Global and local in late bronze age central Macedonia. Economy, mobility and identity

University dissertation from University of Gothenburg

Abstract: What impact did expanding Bronze Age networks have on regions located between the great centers in the period 1700-1100 BC? Where the Aegean meets the Balkans, Central Macedonia lies between well-known cultures connected by veins of communication such as the Axios River. In this doctoral dissertation the impact of increased communication is investigated through a new synthesis of artifacts, landscapes and settlement materials from Central Macedonia. The impacts are discussed in a framework of mobility, political economy and identity. In chapter 2 the study is contextualized in the research history of Central Macedonia, while a theoretical and methodological framework is presented in chapter 3 focusing on mobility, political economy and identity.
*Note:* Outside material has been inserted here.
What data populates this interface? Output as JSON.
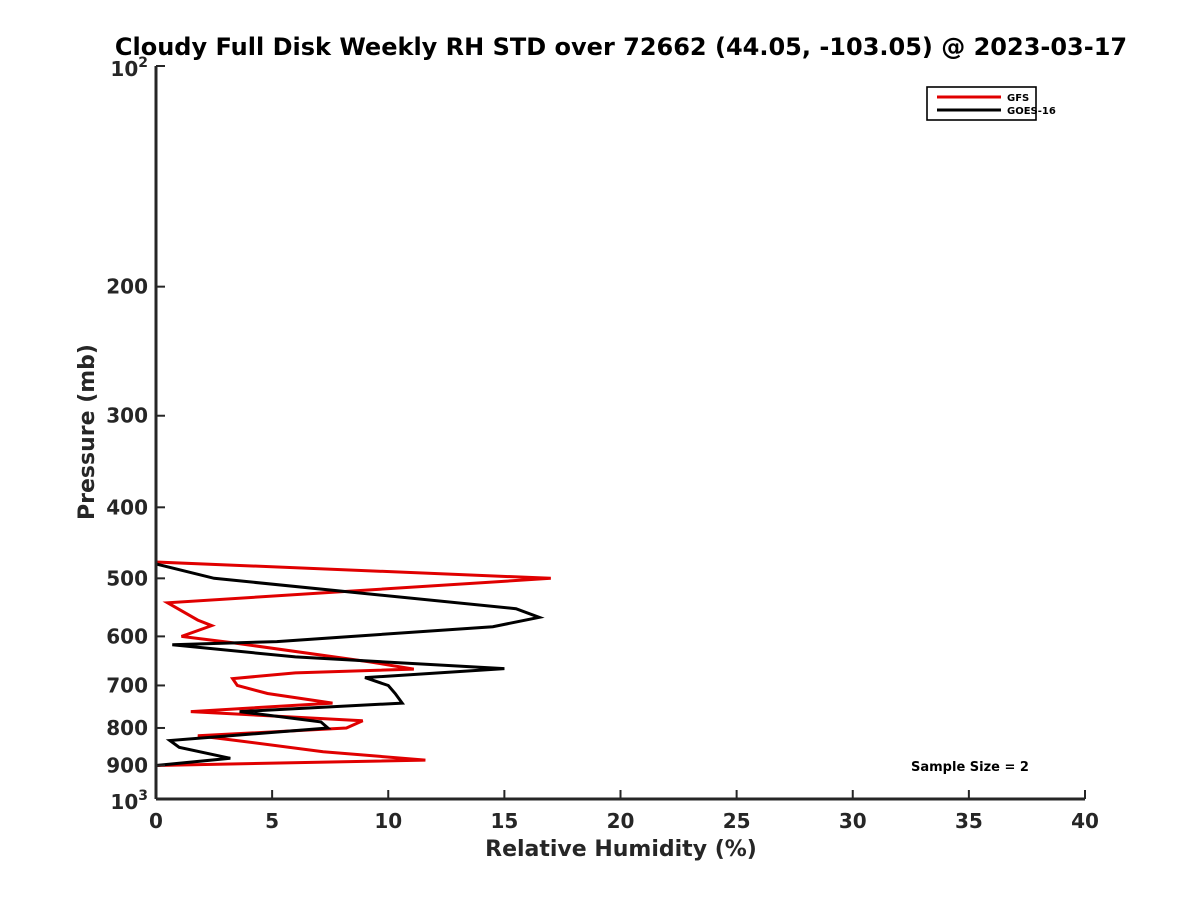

In chapter 4, a sketch of the “Bronze Age World” characterized by stable networks is presented. With a strong resource base and a location within routes of communication, Central Macedonia could have joined these networks. I discuss this along with “mobility attesting” objects in chapter 5, where I also address the travelers. In chapter 6 I look at landscape relations and the formation of political structures within which resources could be mobilized to participate in the Bronze Age. In chapter 7 a contextual analysis of the largest category of mobility attesting objects, decorated pottery, is pursued to address possible users. In chapter 8-12 decoration techniques and motifs are discussed to understand the pottery’s role in formation of identities. The heterogeneity of the tell assemblages could represent a diversity which defies the old notion of “hermetic” cultures, mobility rooms, or peer polity-like areas where the intraregional relations are given primacy over the inter-regional. Herein lays the significance of Central Macedonia for the understanding of the Bronze Age: giving a glimpse of a prehistoric multi-ethnic region with capable political formations. In this region it is suggested that access to “international” types of decorated pottery were used to connect travelers and locals at tells to dwellers of different communities. At the same time, the use of decorative techniques and motifs were used strategically to separate dwellers of different polities, and at a higher level between ethnic like groups between the Nestos and the Aliakmon.